To verify that the farnesylation sequence indeed restored localization of ExoU to the plasma membrane, GFP-ExoU-LS608 with a farnesylation site (designated GFP-ExoU-LS608-F) was expressed constitutively within HeLa cells by transient transfection. GFP-ExoU-S142A, which has an intact MLD, was used as a positive control for membrane localization, and GFP-ExoU-LS608, which has a disrupted MLD and lacks a farnesylation site, was used as a negative control (23, 25, 29, 30, 35). In agreement with previous observations, GFP-ExoU-LS608 was distributed throughout the cytoplasm, whereas GFP-ExoU-S142A was visualized in a punctate pattern around the periphery of the cell (Fig. 5 A) (27). GFP-ExoU-LS608-F was also observed around the cell periphery, although in a less punctate pattern than GFP-ExoU-S142A (Fig. 5A), demonstrating that the farnesylation tag was sufficient to target ExoU to the plasma membrane.
FIG. 5.
Localization and cytotoxicity of farnesylated ExoU proteins. To test the effects of farnesylation on ExoU function, GFP-tagged ExoU proteins were expressed in HeLa cells by transient transfection. At 20 h posttransfection, cells were analyzed for ExoU localization and for cytotoxicity. (A) To assess localization, cells were fixed, treated with Hoechst stain to label nuclei (blue), and visualized by fluorescence microscopy. Comparison of unfarnesylated protein (GFP-ExoU-S142A and GFP-ExoU-LS608) and farnesylated protein (GFP-ExoU-LS608-F) demonstrated that farnesylation resulted in localization of protein to the plasma membrane. Representative images are shown. (B) The cytotoxicity of ExoU variants was quantified by measuring LDH release. Triton was used to cause 100% cell lysis. Experiments were performed in triplicate; data represent means ± standard deviations. Cells, no transfection; LS608-F, GFP-ExoU-LS608 containing a C-terminal farnesylation sequence; ExoU, GFP-ExoU; S142A, GFP-ExoU-S142A, etc.

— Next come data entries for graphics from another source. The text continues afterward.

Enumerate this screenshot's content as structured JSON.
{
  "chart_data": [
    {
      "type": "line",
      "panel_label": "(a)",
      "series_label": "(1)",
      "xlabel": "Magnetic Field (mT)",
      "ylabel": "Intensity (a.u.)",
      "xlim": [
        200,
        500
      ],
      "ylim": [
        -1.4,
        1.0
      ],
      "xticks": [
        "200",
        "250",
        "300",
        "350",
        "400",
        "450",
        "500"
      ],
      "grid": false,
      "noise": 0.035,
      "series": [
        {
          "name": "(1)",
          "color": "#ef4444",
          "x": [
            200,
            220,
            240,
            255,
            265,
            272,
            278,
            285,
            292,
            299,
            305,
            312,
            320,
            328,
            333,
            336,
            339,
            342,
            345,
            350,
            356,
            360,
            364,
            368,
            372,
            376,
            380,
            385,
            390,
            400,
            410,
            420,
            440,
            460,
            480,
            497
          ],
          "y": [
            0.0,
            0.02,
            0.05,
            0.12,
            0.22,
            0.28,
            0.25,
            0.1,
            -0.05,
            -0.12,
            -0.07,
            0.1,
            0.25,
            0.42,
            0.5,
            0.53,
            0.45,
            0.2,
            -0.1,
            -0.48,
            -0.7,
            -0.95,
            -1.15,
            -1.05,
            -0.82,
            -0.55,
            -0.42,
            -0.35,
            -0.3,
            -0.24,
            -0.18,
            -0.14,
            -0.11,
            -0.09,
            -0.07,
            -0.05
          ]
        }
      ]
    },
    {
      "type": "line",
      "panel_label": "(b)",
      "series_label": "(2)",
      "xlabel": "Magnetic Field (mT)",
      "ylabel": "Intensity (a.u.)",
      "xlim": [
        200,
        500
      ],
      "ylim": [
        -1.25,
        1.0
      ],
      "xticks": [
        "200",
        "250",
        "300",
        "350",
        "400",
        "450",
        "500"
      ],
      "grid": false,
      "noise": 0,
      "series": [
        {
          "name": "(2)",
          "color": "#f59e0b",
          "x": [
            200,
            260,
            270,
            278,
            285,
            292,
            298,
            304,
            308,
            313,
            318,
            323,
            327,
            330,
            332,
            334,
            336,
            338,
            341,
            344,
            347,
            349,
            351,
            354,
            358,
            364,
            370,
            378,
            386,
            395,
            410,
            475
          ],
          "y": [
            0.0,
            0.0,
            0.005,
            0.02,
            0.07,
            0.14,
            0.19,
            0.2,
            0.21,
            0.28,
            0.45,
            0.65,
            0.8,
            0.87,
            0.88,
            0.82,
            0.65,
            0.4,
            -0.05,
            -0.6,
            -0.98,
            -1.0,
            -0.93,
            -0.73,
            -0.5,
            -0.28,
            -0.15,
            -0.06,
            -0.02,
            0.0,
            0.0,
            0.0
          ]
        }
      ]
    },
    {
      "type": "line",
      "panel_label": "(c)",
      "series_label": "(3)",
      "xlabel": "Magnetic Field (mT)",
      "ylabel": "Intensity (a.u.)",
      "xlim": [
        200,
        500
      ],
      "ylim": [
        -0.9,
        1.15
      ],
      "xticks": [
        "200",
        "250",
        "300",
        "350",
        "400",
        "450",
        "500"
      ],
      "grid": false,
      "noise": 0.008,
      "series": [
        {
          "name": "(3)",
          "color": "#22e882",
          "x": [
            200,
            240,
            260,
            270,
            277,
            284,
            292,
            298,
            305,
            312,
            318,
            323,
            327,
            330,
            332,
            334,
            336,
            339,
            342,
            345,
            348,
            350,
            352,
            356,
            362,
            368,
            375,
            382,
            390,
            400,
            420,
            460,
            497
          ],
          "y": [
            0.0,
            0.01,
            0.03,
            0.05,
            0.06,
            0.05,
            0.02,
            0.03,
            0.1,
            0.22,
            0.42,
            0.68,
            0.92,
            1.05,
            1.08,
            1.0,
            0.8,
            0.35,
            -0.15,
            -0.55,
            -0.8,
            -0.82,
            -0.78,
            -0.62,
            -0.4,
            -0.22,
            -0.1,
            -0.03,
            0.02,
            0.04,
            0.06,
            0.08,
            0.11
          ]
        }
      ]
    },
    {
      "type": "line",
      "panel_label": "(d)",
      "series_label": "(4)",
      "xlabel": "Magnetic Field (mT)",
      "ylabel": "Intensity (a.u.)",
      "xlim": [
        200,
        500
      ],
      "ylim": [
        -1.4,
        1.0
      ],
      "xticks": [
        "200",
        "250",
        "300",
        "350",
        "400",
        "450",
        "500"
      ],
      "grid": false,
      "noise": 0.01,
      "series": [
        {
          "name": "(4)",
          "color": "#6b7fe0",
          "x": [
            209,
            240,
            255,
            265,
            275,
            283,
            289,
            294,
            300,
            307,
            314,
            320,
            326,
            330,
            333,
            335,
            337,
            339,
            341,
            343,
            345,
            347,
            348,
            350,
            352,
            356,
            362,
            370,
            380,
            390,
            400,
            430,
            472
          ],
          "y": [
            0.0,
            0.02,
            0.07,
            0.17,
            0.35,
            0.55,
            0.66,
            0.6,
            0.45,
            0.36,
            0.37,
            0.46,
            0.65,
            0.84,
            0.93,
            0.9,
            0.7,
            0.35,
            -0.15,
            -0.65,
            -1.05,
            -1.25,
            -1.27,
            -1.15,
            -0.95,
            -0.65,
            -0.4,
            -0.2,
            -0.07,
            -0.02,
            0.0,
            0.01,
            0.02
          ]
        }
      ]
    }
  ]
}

We next assessed whether farnesylation-mediated targeting of ExoU to the plasma membrane was sufficient to restore cytotoxicity. We reasoned that if the sole role of the MLD was to target ExoU to the plasma membrane, then the MLD would be dispensable when an alternate targeting mechanism such as the farnesylation sequence was provided. However, expression of GFP-ExoU-LS608-F in HeLa cells resulted in only 12% cell killing, which was comparable to the degree of cytotoxicity observed in cells expressing the inactive ExoU variants GFP-ExoU-S142A (14%) and GFP-ExoU-LS608 (16%) (Fig. 5B). Conversely, expression of GFP-ExoU and GFP-ExoU-F resulted in the death of 47% and 45% of cells, respectively, indicating that the addition of a C-terminal farnesylation tag did not prevent ExoU from killing cells (Fig. 5B). These findings suggest that the role of the MLD is more complex than simply targeting ExoU to the plasma membrane. For example, the MLD may be essential for specific targeting of this toxin to a distinct factor or compartment within the plasma membrane, which itself may be necessary for downstream steps leading to cytotoxicity. Alternatively the MLD may play a more direct role in the catalytic mechanism of ExoU that is distinct from its membrane localization function. To address the latter possibility, we examined whether the PLA2 activity of each of the MLD variants of ExoU was intact.
Single-residue substitutions within the MLD cause defects in PLA2 activity.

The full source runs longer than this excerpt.